Cinq mois, après son arrivée au pouvoir au Burkina Faso, par un coup d’Etat militaire, le lieutenant colonel Sandaogo Damiba, président de la transition a dressé un premier bilan de sa gestion.
«Je prenais date avec vous pour faire un premier bilan d’étape du processus de reconquête de notre territoire national entamé au lendemain du tournant politique qu’a connu notre pays» a lancé Damiba, dès l’entrée de son discours, avant de poursuivre: « Mais il sied, avant d’évaluer le chemin parcouru, de vous décrire de façon explicite et sans complaisance, la situation grave dans laquelle se trouvait notre pays au moment où nous mettions en route l’œuvre de restauration et de refondation».
Parlant du Burkina Faso, Damina a expliqué ceci: «Le mal qui nous ronge, est la résultante de plusieurs années de compromissions politiques, de contradictions sociales et d’amalgames de tous genres, qui ont fini par porter un coup fatal à l’équilibre délicat, que nos devanciers avaient réussi à trouver, pour permettre aux différentes communautés de vivre ensemble malgré leurs différences. Incapables d’initier le moindre sursaut collectif, nous avons laissé notre pays
sombrer (...)
A tous les niveaux, nous avons failli. A commencer par nous, Forces de défense et de sécurité, chargées de défendre notre territoire et de protéger nos populations. Les divisions internes nous ont fragilisés, au point de remettre en cause les valeurs qui faisaient la renommée du soldat Burkinabè.
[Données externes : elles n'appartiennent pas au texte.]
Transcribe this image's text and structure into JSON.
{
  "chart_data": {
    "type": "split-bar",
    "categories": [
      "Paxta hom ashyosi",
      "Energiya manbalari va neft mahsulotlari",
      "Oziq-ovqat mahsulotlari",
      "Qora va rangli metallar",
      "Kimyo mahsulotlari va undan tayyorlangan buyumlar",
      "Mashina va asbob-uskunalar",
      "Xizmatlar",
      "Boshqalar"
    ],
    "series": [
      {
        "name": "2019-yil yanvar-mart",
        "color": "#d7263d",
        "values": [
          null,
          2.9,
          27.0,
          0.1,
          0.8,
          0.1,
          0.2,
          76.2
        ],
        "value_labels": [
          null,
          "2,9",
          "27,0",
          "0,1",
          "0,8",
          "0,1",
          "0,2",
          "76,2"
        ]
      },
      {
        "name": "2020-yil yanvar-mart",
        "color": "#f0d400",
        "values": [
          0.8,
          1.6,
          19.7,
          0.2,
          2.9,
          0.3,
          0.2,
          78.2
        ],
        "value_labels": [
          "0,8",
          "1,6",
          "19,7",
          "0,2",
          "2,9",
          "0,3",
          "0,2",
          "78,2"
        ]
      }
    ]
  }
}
Cela se ressent très logiquement sur notre engagement et notre manière de mener la guerre contre le terrorisme. Certaines actions des nôtres ont malheureusement plus contribué à attiser le feu, plutôt qu’à l’éteindre. Cette réalité concerne également les VDP qui, malgré leur bravoure, ont
parfois été utilisés ou manipulés à des fins de vengeance au niveau communautaire.
La vérité est que cet état de délabrement moral, concerne toutes les composantes de notre société», a relevé Damiba
Pour Damiba : « Le laxisme et le clientélisme de tous genres, se sont érigés en règle, dans une administration publique prise en otage par des groupuscules. Dans les faits, le service public s’est mué en système de corruption, de clientélisme et de marchandage aux antipodes de la bonne gouvernance tant prônée. Au point où les populations ont fini par développer un sentiment de défiance envers les structures administratives publiques. Des commis de l’État, politisés et sans honte, devenus de
vrais rapaces, à l’affût de la moindre opportunité pour aspirer nos maigres ressources publiques. Le constat n’est guère plus reluisant sur le terrain de la justice en laquelle le Burkinabè a perdu grandement confiance.
Une justice devenue un terrain d’affrontement politique et où les luttes intestines l’empêchent d’assumer son rôle de régulateur social. L’indépendance de la justice, saluée par tous il y a quelques années de cela, semble être mal assumée, et pose à nouveau l’épineuse question de l’homme des pouvoirs et des institutions. Au-dessus, il y a cette classe politique. Une élite censée traduire les aspirations profondes du peuple en projets salvateurs, mais qui malheureusement, s’est engluée dans les méandres de luttes aux finalités malsaines et opportunistes. Trop préoccupée par ses intérêts personnels,insoucieuse devant la désespérance de la population, elle a pour beaucoup fait le choix de rester dans des invectives inutiles, dans l’achat des consciences par des distributions d’argent, dont on doit chercher la provenance.
La consécration de l’impunité dans la gestion des deniers publics a contribué à exacerber le sentiment d’injustice sociale au point d’alimenter de nombreuses rancœurs contre l’Etat et ses démembrements.Et il y a enfin ce peuple. Ce pauvre peuple, laissé à lui-même, balloté de toutes parts, par les officines obscures
cachées derrière certaines technologies, et gavé d’informations alarmistes par certains médias devenus de dangereux outils de subversion. Un peuple qui n’a plus de
repère et qui n’arrive, ni à se mobiliser derrière son armée, ni à se révolter contre l’ennemi. Un peuple qui a troqué ses capacités de résilience contre un assistanat continu. Un peuple en quête permanente de bouc-émissaire. Un peuple qui est en train de perdre son âme mais qui ne s’en rend même pas compte. Un peuple qui semble avoir décidé de subir».